During the eight months stand-down period, a small number of essential workers will be retained to ensure that there is a successful transition for the re-opening of the plant.

General manager Rudy Nonis said while the stand-down notice was extremely difficult to deliver, S Foods had advised that this decision was essential for the longevity of the business.

“We have tried looking at different options to keep the plant running, however we have been unable to find an alternative. This is by far the hardest thing that Monbeef management has had to do in the history of its operation,” Mr Nonis said.

All current staff will be compensated until 17 December and will be contacted prior to re-commencement of operations, and provided with the opportunity to recommence work at the plant, should they be interested, he said.

Monbeef’s plant was commissioned in 1998, becoming the first purpose-built hot-boning plant constructed in New South Wales, using the latest hot-boning design and technology. The plant sits on the same site as the earlier multi-species facility operated for many years by Frank Ripzsam and the Dorahy brothers.

In recent years significant investment has been made in introducing new technology and equipment to improve efficiency and allow an expanded range of products and packaging options.

Since the arrival of widespread rain back in March/April across eastern Australia, slaughter cattle supply has tightened dramatically, leading to widespread industry speculation that longer-term plant closures would follow at some point.

Monbeef has been operating for an average of four days each week for the past six or eight months.

Livestock price key factor

Australian Meat Industry Council chief executive Patrick Hutchinson said a range of factors had contributed to the Monbeef closure, but price (driven by availability) of livestock was a key factor.

“But there are other factors, as well. The Aussie dollar currently sits around US74c, its highest level for some years, which reduces the competitiveness of Australian exports.”

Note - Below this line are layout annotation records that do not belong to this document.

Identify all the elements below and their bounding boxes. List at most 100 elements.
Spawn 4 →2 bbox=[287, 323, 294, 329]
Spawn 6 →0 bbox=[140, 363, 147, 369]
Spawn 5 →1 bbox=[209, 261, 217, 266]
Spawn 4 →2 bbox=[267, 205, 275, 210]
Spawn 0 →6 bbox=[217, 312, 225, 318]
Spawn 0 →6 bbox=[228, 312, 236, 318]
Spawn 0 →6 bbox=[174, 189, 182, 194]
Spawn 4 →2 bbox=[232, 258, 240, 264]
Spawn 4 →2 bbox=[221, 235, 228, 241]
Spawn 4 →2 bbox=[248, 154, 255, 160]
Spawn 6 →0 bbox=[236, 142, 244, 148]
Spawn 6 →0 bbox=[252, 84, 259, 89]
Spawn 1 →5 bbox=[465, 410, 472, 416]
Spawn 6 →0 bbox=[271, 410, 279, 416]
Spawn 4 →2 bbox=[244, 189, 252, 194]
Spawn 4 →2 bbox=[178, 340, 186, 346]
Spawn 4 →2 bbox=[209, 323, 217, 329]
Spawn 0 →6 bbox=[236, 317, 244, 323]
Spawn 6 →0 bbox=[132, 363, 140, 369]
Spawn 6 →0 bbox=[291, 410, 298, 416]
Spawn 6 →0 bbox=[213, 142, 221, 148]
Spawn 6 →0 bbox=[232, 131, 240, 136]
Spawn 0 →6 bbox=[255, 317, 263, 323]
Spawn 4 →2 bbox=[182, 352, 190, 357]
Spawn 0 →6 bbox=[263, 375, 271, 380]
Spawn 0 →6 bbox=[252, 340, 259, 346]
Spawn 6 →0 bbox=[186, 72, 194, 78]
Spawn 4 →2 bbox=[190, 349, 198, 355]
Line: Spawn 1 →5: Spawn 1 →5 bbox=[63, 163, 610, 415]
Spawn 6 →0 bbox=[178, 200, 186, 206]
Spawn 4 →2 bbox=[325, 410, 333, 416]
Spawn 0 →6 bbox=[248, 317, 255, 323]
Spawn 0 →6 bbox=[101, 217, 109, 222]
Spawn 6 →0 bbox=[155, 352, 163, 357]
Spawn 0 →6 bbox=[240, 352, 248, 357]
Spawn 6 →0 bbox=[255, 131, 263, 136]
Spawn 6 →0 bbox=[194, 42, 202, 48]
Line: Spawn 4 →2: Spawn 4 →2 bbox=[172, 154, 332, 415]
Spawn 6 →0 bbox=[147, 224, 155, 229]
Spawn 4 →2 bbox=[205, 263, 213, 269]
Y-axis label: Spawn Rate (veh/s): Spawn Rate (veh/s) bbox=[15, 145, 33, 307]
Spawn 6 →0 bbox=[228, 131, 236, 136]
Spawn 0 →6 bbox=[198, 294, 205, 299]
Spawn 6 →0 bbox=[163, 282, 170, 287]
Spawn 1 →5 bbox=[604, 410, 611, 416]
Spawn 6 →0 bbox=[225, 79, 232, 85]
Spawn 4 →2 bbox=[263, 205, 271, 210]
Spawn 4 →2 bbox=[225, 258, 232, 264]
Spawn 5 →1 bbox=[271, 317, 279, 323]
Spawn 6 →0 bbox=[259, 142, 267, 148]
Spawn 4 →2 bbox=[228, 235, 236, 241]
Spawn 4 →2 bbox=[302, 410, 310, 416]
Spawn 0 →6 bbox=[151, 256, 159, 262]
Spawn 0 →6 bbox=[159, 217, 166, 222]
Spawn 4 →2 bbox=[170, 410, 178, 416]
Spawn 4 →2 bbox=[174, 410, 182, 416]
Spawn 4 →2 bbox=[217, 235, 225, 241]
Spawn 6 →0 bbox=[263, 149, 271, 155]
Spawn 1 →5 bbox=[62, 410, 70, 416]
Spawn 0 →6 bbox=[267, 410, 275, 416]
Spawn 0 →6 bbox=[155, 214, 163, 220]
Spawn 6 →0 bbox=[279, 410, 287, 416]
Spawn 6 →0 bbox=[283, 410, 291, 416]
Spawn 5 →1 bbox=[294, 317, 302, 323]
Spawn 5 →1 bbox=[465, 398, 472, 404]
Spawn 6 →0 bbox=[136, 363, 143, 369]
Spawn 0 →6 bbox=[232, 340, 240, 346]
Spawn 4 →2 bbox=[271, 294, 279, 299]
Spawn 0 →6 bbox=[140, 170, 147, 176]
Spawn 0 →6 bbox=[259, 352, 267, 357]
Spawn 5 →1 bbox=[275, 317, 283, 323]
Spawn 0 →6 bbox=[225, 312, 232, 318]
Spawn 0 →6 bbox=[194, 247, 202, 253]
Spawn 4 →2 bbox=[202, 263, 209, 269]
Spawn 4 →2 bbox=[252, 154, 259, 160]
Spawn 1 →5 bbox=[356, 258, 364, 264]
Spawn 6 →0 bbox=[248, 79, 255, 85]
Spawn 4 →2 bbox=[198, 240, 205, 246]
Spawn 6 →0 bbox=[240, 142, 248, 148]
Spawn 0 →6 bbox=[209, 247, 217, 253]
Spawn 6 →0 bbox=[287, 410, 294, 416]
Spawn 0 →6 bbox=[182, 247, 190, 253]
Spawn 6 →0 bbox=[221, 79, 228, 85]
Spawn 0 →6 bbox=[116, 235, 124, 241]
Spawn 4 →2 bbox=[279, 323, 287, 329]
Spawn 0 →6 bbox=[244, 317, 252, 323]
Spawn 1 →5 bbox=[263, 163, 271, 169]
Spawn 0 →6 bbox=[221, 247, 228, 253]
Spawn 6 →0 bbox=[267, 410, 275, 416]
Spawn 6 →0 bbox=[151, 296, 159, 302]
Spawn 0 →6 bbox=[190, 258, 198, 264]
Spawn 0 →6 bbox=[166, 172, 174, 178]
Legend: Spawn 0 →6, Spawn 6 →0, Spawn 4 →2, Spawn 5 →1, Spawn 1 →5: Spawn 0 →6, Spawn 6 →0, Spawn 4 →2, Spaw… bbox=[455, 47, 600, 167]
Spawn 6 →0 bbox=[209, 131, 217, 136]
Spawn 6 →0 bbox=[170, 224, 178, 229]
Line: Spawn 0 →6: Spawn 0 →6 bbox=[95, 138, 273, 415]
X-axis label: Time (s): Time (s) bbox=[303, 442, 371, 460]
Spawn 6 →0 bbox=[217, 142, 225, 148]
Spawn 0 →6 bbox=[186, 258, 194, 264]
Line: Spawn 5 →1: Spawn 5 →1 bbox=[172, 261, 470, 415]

“Frozen beef exports, across the board are down about 30pc this year.

Asked whether more log-term processing plant closures were on the cards, given current trading conditions, Mr Hutchinson said AMIC was talking with its processor members regularly.

“Normal Christmas/New Year shut-downs appear to be on track for export plants, and there is no suggestion yet that new season openings may be delayed in 2021. But we have to steel ourselves to the prospect that other processing facilities may close next year, because cattle supply is likely to remain very tight for the foreseeable future,” he said.

“A big summer wet season across eastern Australia, as predicted by BOM, would only make supply conditions worse,” he said.